NET degradation attenuates ricin-induced acute lung injury and protects mice from ARDS.

BACKGROUND

Neutrophils are critical first responders of the innate immune system, rapidly recruited to sites of infection or sterile injury. Upon activation by pathogen- or damage-associated molecular patterns, neutrophils initiate antimicrobial responses, including cytokine release, phagocytosis, and the formation of neutrophil extracellular traps (NETs). While NETosis plays a protective role, excessive NET formation can exacerbate inflammation and tissue damage. Pulmonary exposure to ricin, a potent toxin derived from Ricinus communis, results in acute lung injury characterized by neutrophil infiltration, cytokine production, vascular leakage, and pulmonary edema. This study investigated the contribution of NETosis to ricin-induced lung pathology and explored the therapeutic potential of targeting NETosis with a long acting recombinant DNase I (PRX-119) to attenuate lung injury.

METHODS

CD1 outbreed mice were pulmonary exposed to ricin, and bronchoalveolar lavage fluid (BALF) and lung tissues were collected at various time points post-exposure. NETosis was assessed by immunofluorescence and Western blot analysis of markers, including peptidyl arginine deiminase 4 (PAD4), citrullinated histone H3 (citH3) and myeloperoxidase (MPO).
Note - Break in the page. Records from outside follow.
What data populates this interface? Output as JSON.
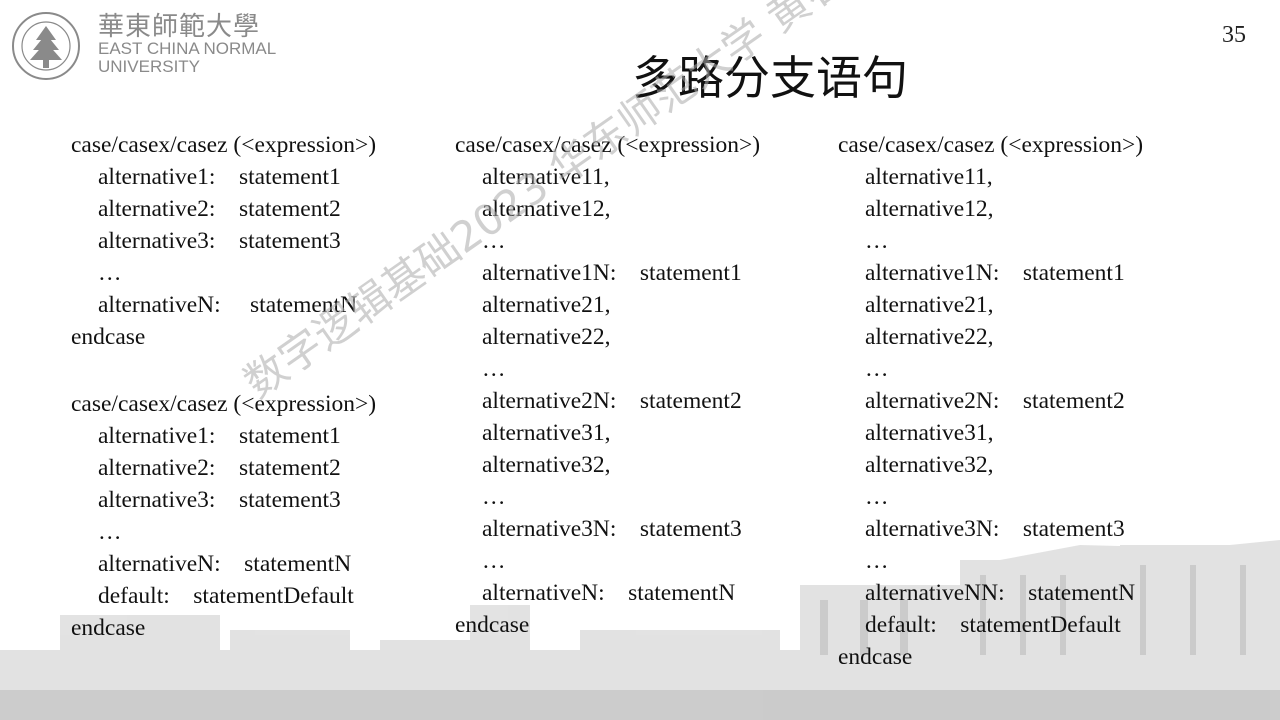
{
  "header": {
    "logo_cn": "華東師範大學",
    "logo_en_line1": "EAST CHINA NORMAL",
    "logo_en_line2": "UNIVERSITY",
    "logo_seal_text": "EAST CHINA NORMAL UNIVERSITY",
    "page_number": "35",
    "title": "多路分支语句"
  },
  "watermark": "数字逻辑基础2023 华东师范大学 黄春晖",
  "columns": [
    {
      "blocks": [
        [
          {
            "text": "case/casex/casez (<expression>)",
            "indent": false
          },
          {
            "text": "alternative1:    statement1",
            "indent": true
          },
          {
            "text": "alternative2:    statement2",
            "indent": true
          },
          {
            "text": "alternative3:    statement3",
            "indent": true
          },
          {
            "text": "…",
            "indent": true
          },
          {
            "text": "alternativeN:     statementN",
            "indent": true
          },
          {
            "text": "endcase",
            "indent": false
          }
        ],
        [
          {
            "text": "case/casex/casez (<expression>)",
            "indent": false
          },
          {
            "text": "alternative1:    statement1",
            "indent": true
          },
          {
            "text": "alternative2:    statement2",
            "indent": true
          },
          {
            "text": "alternative3:    statement3",
            "indent": true
          },
          {
            "text": "…",
            "indent": true
          },
          {
            "text": "alternativeN:    statementN",
            "indent": true
          },
          {
            "text": "default:    statementDefault",
            "indent": true
          },
          {
            "text": "endcase",
            "indent": false
          }
        ]
      ]
    },
    {
      "blocks": [
        [
          {
            "text": "case/casex/casez (<expression>)",
            "indent": false
          },
          {
            "text": "alternative11,",
            "indent": true
          },
          {
            "text": "alternative12,",
            "indent": true
          },
          {
            "text": "…",
            "indent": true
          },
          {
            "text": "alternative1N:    statement1",
            "indent": true
          },
          {
            "text": "alternative21,",
            "indent": true
          },
          {
            "text": "alternative22,",
            "indent": true
          },
          {
            "text": "…",
            "indent": true
          },
          {
            "text": "alternative2N:    statement2",
            "indent": true
          },
          {
            "text": "alternative31,",
            "indent": true
          },
          {
            "text": "alternative32,",
            "indent": true
          },
          {
            "text": "…",
            "indent": true
          },
          {
            "text": "alternative3N:    statement3",
            "indent": true
          },
          {
            "text": "…",
            "indent": true
          },
          {
            "text": "alternativeN:    statementN",
            "indent": true
          },
          {
            "text": "endcase",
            "indent": false
          }
        ]
      ]
    },
    {
      "blocks": [
        [
          {
            "text": "case/casex/casez (<expression>)",
            "indent": false
          },
          {
            "text": "alternative11,",
            "indent": true
          },
          {
            "text": "alternative12,",
            "indent": true
          },
          {
            "text": "…",
            "indent": true
          },
          {
            "text": "alternative1N:    statement1",
            "indent": true
          },
          {
            "text": "alternative21,",
            "indent": true
          },
          {
            "text": "alternative22,",
            "indent": true
          },
          {
            "text": "…",
            "indent": true
          },
          {
            "text": "alternative2N:    statement2",
            "indent": true
          },
          {
            "text": "alternative31,",
            "indent": true
          },
          {
            "text": "alternative32,",
            "indent": true
          },
          {
            "text": "…",
            "indent": true
          },
          {
            "text": "alternative3N:    statement3",
            "indent": true
          },
          {
            "text": "…",
            "indent": true
          },
          {
            "text": "alternativeNN:    statementN",
            "indent": true
          },
          {
            "text": "default:    statementDefault",
            "indent": true
          },
          {
            "text": "endcase",
            "indent": false
          }
        ]
      ]
    }
  ]
}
Therapeutic intervention included administration of a NET-degrading DNase agent in combination with an anti-ricin antibody. Cell-free DNA levels, NETosis markers, neutrophil infiltration, lung histopathology, vascular permeability and the expression of pro- and anti-inflammatory mediators were evaluated. Weight loss and survival were also monitored and compared between anti-ricin monotherapy and combined anti-ricin and plant-produced human recombinant long acting (LA) DNase I (PRX-119), a novel NET degradation therapy.

RESULTS

Ricin exposure led to elevated pulmonary levels of PAD4, citH3 and MPO, accompanied by extensive NET formation in both BALF and lung tissue. Mice receiving combined therapy with a newly developed DNase I - based agent (PRX-119) and an anti-ricin antibody treatment exhibited significantly improved survival and reduced weight loss compared to antibody monotherapy. The combined treatment not only significantly reduced NETosis markers, but also improved lung histopathology, reduced vascular leakage and pulmonary edema and altered the levels of proteins involved with pro- or anti-inflammatory effects, Dkk-1, CD93 and Periostin.

CONCLUSIONS

These findings demonstrate for the first time that NETosis plays a significant pathological role in ricin-induced lung injury. Moreover, they underscore the therapeutic potential of combining advanced NET-degrading agents, specifically PRX-119, an advanced DNAse I under development, with toxin-neutralizing antibodies as a promising strategy to reduce acute lung damage and enhance clinical outcomes.